Reviewed by: Spike
Released by: ADV Films UK
Age Rating: 15
Region: 2 - UK
Volume 2 of 7
Length: 100 minutes
English 5.1 Surround
Japanese 2.0 Stereo
As the war in Gazth-Sonika rages on without abate and the number of dead increases, doubts are being raised by some regarding the premise on which the war was waged in the first place, and to what end the cyber-crime network known as Enfant is involved in planning the seemingly unlinked events that is slowly drawing the main protagonists of this world together. Meanwhile, almost as many questions are left yet to be answered as are to come, as a highly decorated army commander has already hired Madlax to kill him and a resistance operative was brutally murdered by his strangely entranced daughter. But even as this man, Piederica Morey, was being assassinated, he sent a young boy to uncover the truth about the war and the boys father, and perhaps change the objectives of the war altogether.

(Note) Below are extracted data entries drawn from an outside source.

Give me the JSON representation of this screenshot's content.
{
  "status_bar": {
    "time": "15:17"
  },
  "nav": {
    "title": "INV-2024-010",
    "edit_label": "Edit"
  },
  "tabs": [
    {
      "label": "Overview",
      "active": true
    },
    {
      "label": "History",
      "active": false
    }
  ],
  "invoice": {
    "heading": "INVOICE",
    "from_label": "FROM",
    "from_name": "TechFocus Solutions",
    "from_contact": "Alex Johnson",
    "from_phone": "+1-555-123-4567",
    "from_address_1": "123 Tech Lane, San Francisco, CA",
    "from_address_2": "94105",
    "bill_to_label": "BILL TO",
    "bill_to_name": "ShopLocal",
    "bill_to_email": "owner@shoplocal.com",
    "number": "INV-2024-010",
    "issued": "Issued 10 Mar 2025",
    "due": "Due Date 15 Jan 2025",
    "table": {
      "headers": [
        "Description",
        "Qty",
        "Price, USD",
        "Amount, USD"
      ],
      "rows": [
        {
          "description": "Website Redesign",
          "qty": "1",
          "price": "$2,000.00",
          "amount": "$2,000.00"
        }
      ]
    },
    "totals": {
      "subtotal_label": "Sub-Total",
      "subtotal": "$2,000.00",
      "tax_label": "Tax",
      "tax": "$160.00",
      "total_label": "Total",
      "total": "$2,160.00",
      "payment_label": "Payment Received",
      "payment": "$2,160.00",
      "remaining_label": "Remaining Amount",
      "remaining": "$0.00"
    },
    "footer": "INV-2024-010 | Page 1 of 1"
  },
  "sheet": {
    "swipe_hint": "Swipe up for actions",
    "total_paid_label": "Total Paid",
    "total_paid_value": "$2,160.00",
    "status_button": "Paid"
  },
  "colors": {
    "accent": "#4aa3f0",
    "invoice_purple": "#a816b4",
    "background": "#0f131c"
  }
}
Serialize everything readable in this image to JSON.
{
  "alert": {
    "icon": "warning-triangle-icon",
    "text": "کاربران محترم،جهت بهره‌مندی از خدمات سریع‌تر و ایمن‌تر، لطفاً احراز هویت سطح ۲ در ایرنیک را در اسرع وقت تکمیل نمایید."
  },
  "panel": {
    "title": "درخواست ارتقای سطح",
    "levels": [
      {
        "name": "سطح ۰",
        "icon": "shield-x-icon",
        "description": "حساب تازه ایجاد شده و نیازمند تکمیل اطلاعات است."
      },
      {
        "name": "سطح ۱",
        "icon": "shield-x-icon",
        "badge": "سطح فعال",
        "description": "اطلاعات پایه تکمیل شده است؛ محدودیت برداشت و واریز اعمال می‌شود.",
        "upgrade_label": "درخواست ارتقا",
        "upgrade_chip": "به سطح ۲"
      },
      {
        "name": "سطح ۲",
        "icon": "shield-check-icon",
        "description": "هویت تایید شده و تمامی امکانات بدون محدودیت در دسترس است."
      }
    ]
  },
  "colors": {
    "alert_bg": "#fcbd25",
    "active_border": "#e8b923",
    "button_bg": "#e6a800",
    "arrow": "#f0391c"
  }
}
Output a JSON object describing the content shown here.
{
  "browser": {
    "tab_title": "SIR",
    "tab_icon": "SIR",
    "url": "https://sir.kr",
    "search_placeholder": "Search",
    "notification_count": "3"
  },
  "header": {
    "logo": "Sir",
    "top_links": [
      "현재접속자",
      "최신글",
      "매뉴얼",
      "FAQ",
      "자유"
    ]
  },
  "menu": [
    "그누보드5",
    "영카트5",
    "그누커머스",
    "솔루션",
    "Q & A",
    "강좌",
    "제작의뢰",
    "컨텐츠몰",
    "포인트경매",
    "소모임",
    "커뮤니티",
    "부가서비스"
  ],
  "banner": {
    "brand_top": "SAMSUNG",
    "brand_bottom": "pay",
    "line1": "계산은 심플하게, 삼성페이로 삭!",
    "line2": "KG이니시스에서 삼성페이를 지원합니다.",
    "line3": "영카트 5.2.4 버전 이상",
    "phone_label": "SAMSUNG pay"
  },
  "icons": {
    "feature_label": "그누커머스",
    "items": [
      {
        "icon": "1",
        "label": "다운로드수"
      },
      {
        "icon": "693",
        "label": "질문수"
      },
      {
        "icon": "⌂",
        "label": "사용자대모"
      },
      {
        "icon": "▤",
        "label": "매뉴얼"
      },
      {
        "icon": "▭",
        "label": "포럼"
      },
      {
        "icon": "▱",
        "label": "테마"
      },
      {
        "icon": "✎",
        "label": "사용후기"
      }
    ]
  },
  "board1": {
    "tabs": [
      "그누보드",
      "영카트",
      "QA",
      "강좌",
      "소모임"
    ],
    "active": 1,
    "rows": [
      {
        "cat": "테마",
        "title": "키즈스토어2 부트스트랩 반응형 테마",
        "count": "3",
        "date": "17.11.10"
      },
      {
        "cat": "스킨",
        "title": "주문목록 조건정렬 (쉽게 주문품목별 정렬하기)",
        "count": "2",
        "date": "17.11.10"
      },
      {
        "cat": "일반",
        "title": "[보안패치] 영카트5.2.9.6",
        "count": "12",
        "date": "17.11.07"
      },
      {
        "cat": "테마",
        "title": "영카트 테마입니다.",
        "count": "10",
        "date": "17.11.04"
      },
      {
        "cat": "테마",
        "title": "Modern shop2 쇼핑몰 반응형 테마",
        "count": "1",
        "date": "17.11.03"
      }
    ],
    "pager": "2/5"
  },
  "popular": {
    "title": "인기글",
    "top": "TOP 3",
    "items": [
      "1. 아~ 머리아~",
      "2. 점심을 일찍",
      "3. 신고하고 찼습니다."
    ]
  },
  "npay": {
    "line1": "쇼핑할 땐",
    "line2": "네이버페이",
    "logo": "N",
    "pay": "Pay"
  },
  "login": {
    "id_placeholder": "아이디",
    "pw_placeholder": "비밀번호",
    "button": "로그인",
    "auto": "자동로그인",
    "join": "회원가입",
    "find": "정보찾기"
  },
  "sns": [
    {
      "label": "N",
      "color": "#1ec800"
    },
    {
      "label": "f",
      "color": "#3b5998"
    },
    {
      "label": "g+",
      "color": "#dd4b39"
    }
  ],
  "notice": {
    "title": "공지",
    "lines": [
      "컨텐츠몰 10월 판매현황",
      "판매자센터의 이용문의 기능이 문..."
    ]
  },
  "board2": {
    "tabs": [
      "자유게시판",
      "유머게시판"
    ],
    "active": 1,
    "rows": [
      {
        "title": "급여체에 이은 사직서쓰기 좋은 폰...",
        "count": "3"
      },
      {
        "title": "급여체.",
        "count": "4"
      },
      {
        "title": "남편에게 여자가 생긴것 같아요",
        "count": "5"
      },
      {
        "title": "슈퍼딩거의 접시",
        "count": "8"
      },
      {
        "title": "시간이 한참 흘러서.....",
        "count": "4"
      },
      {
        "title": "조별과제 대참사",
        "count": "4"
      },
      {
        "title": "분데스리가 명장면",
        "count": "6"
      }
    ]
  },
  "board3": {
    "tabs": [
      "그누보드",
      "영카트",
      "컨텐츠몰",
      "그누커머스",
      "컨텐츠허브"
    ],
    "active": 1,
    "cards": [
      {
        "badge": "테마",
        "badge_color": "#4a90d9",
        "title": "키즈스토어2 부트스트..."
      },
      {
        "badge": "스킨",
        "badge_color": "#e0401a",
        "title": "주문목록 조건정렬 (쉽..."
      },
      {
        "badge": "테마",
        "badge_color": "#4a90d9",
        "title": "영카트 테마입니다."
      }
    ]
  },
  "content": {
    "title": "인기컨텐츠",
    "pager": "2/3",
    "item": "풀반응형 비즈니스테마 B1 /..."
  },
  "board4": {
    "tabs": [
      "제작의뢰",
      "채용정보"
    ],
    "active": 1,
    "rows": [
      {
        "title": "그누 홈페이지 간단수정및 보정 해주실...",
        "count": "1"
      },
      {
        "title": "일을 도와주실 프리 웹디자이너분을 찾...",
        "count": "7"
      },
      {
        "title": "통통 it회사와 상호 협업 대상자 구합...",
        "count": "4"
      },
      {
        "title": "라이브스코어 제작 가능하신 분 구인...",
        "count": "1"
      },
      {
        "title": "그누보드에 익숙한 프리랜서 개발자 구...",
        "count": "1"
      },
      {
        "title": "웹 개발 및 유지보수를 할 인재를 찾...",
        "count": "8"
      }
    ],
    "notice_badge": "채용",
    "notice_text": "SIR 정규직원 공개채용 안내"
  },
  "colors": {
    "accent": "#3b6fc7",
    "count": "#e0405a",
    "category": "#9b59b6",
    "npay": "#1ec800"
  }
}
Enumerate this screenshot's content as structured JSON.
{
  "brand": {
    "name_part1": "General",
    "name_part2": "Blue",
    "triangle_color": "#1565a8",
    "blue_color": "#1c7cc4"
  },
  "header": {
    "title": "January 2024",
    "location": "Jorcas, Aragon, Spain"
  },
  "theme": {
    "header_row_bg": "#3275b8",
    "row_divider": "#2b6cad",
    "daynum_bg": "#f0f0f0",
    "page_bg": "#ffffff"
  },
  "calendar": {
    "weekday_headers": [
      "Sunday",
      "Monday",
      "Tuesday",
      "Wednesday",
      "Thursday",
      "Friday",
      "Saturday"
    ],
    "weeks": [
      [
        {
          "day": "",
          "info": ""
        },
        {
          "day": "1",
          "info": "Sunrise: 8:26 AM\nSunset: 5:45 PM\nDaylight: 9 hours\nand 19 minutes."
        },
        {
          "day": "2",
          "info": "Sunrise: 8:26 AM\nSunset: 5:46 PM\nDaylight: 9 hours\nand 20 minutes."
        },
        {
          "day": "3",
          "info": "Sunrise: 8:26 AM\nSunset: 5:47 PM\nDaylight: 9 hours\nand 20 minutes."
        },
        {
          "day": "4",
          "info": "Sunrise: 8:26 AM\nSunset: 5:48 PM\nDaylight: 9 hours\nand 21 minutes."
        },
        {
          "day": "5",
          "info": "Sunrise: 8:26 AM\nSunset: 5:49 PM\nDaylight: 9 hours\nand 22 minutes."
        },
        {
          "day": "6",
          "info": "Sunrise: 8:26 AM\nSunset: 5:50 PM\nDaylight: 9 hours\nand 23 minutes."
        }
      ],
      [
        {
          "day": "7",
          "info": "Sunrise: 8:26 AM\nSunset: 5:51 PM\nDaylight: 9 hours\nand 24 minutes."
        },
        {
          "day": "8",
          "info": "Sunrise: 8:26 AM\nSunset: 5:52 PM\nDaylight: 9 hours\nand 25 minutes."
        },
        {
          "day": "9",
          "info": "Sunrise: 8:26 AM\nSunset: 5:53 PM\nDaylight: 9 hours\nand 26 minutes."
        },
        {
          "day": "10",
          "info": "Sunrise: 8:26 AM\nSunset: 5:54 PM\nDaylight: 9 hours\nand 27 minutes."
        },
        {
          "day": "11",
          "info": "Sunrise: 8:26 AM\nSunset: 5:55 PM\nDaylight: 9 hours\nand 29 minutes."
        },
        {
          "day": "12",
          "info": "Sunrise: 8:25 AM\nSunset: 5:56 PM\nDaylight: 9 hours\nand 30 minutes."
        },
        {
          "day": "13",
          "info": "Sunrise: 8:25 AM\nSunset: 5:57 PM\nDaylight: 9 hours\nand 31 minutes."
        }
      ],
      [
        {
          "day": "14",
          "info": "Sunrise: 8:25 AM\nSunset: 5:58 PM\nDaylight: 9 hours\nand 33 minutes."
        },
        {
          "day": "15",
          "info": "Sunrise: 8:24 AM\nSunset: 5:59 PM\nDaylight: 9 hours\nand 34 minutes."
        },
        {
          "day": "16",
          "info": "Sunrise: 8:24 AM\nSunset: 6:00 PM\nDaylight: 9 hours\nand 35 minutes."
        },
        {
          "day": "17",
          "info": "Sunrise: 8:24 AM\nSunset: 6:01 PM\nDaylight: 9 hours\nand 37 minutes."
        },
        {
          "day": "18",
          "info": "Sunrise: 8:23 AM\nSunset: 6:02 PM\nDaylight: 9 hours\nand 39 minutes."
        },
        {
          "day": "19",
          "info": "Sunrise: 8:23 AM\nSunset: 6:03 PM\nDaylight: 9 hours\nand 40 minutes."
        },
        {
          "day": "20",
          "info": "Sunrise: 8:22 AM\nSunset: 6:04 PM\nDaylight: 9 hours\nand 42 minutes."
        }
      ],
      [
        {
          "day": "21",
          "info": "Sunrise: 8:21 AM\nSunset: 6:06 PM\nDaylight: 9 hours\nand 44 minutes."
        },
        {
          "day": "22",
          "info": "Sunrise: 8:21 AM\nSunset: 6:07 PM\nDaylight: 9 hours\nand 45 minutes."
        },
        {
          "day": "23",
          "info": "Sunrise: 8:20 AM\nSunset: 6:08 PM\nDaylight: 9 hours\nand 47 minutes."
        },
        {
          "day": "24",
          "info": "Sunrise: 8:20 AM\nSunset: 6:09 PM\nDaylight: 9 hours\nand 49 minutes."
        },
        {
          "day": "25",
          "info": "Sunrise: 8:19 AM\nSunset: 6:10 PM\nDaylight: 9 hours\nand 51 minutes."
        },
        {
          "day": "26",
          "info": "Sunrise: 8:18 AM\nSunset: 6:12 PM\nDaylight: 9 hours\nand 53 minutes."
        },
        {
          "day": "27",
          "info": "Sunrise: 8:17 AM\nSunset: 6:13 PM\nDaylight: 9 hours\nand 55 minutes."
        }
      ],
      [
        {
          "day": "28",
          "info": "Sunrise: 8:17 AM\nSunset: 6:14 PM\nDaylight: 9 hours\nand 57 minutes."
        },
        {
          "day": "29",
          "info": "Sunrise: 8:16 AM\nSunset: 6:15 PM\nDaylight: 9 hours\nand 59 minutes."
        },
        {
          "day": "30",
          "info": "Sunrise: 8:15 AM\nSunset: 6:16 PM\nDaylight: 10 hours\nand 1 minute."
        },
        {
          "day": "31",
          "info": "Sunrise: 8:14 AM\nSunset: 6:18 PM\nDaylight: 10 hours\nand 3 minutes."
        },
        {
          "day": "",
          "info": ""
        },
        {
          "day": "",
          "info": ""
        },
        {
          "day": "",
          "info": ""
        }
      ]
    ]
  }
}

Meanwhile, almost a lifetime away young Margaret Burton begins to wonder the origin of the book that she cherishes, not only as a family heirloom, but as a key to her own mysterious past. Within it lies an ancient language, but one of the pages is missing, so she enlists the help of Elenore, her personal caretaker and the biblio-detective Eric Gilligan to track down another copy of the book and discover some of the secrets of its contents. What they discover can only lead to our protagonists eventually colliding and that can only mean trouble.
This second volume of Madlax is far more cohesive that the first, instead of subsisting of a great number of disjointed images and conversations, the characters have started discussing the same events or different events in the same timeline. This finally has started allowing the viewer to gain a grasp on the situation and begin to put the pieces together over exactly what is going on. This when coupled with a growing familiarity between the characters and the growing animosity between Madlax and a female sniper from the Gazth-Sonika army, leaves a far more fulfilling experience altogether.
Coupling an interestingly oblique anime style with the barest hint of CG, and an almost haunting score, with the neo-classical scenery and interesting characters, Madlax is finally becoming worth watching. The interesting thing about this volume is that when compared to the first, which may seem a bit lack-lustre, this volume is both engaging and at times, thrilling. With the tempo increasing, and the characters finally starting to show their hands, I think it’s finally safe to pick up not only this but the first volume as well.